L'azienda statunitense Nuburu testa un sistema anti-UAV laser per disturbare la visione dei droni con raggi luminosi

2026-04-18

L’azienda statunitense Nuburu sta portando avanti i test di una tecnologia laser anti-drone, cercando di disabilitare i droni senza abbatterli direttamente: bloccando i loro sensori visivi per ostacolare la loro capacità di rilevare e identificare i bersagli. Tali dispositivi sono comunemente noti come "abbagliatori laser". Adottano un approccio di coinvolgimento non cinetico. Invece di distruggere i droni tramite missili, proiettili di artiglieria o collisioni, interrompono i sensori optoelettronici dei droni attraverso l’irradiazione laser e riducono la loro capacità di acquisire dati visivi. Poiché i piccoli droni vengono sempre più impiegati nelle operazioni militari, nelle pattuglie di frontiera, nella sicurezza dei porti e nella protezione delle infrastrutture critiche, le soluzioni anti-drone a basso danno e riutilizzabili hanno attirato crescente attenzione. I test in corso di Nuburu sono sviluppati per soddisfare esattamente questa richiesta.

Questo ciclo di test è stato condotto presso le strutture dell'azienda italiana Tekne SpA, con l'obiettivo di valutare se il sistema laser di Nuburu può interferire con i sensori optoelettronici dei droni e comprometterne la capacità di catturare e identificare informazioni visive.

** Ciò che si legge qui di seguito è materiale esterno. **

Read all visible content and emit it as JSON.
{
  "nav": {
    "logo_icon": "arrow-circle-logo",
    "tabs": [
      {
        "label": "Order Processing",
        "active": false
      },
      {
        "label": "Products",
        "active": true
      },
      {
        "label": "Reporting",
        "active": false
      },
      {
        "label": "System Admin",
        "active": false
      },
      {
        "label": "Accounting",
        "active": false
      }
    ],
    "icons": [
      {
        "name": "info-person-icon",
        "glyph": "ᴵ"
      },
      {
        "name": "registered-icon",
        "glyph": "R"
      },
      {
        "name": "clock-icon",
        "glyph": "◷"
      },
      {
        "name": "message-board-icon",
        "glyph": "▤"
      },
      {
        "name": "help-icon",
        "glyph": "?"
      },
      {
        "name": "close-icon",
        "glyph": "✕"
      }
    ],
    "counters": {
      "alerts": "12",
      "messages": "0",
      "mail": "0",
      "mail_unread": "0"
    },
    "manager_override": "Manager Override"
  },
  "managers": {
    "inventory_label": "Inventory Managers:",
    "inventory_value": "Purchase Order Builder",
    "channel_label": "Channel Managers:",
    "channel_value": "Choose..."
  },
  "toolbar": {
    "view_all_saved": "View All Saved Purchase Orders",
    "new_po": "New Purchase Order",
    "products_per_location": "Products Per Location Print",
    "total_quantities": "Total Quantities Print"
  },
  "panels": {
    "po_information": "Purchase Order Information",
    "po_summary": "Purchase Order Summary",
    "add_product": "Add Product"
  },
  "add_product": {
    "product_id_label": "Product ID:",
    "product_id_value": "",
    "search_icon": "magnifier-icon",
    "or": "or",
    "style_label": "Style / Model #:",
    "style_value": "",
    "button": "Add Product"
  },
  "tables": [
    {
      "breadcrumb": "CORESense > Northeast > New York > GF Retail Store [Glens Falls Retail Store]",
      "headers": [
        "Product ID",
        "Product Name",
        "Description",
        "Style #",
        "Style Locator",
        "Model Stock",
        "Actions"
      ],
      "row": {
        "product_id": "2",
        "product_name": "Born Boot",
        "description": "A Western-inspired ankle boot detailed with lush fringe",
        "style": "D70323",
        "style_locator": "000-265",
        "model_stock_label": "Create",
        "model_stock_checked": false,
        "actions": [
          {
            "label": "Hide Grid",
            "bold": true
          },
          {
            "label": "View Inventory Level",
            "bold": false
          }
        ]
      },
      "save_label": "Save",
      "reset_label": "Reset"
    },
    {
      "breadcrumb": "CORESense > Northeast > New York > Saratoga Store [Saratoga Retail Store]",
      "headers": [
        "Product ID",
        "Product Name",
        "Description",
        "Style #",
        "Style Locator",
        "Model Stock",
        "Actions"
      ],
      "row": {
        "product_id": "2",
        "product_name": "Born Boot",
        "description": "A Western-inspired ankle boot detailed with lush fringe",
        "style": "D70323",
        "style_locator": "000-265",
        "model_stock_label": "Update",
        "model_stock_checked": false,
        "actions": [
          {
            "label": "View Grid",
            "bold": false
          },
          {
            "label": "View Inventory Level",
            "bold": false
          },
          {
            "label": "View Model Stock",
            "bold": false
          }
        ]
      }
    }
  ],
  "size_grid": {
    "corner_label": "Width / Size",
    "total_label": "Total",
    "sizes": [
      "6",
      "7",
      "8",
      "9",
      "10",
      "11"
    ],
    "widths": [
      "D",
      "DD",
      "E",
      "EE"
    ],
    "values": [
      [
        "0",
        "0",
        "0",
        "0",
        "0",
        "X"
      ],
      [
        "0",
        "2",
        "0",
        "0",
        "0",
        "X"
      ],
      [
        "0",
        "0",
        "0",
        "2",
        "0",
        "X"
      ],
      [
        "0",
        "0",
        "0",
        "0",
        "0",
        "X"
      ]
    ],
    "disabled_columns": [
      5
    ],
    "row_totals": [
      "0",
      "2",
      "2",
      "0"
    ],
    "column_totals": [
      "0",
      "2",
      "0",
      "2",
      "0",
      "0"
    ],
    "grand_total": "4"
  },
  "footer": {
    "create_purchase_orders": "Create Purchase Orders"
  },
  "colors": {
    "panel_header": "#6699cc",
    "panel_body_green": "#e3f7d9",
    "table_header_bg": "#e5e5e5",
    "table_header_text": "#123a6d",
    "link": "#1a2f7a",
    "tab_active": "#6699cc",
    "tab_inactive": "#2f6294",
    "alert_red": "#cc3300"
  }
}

In uno scenario di test, un veicolo aereo senza pilota (UAV) aveva il compito di localizzare un operatore. I risultati dei test hanno mostrato che sotto il disturbo del laser, l'operatore poteva spostarsi in una posizione a 20 metri, circa 66 piedi, dall'UAV senza essere rilevato. Un altro test che ha coinvolto due UAV ha valutato due modalità laser: onda continua e laser pulsato. Durante questa fase, la potenza di uscita del laser è stata mantenuta entro i limiti di sicurezza standard. Successive valutazioni aggiuntive hanno aumentato la potenza del laser fino a cinque volte il limite normativo per testare le prestazioni massime del sistema in condizioni di uscita più elevate. Secondo Nuburu, il laser abbagliante ha prodotto effetti di disturbo del sensore coerenti in tutte le configurazioni di test a una distanza massima di 100 metri, circa 328 piedi. Tuttavia, questi risultati sono stati ottenuti in un ambiente di test controllato e sono necessarie ulteriori verifiche per confermarne le prestazioni in diversi scenari. Dario Barisoni, CEO di Nuburu, ha dichiarato: “Tecnicamente parlando, questi test confermano che il sistema può ottenere la negazione del sensore contro più configurazioni UAV in condizioni controllate”. Barisoni ha osservato che la fase successiva si concentrerà sull'avanzamento ingegneristico, con priorità chiave tra cui l'ottimizzazione della configurazione, le revisioni della sicurezza, la modellazione della portata, l'integrazione della piattaforma e la creazione di parametri di verifica ripetibili delle qualifiche per i pacchetti di missioni di difesa ottica diurna e notturna. Nuburu ha affermato che i dati raccolti da questi test informeranno i futuri progetti di laser abbaglianti, incluso un sistema che integra laser verdi, blu e infrarossi su un'unica piattaforma. La società ha inoltre affermato che, nell'ambito del Piano di Difesa Italiano Nuburu, questa tecnologia potrebbe essere integrata nelle piattaforme tattiche di Tekne e nei futuri sistemi di missione per fornire protezione 24 ore su 24 per ambienti terrestri, marittimi e fissi. A seguito del completamento dei test, Nuburu e Tekne SpA hanno formato un team di ingegneri congiunto per affinare ulteriormente la progettazione del sistema e prepararsi per le successive attività di verifica.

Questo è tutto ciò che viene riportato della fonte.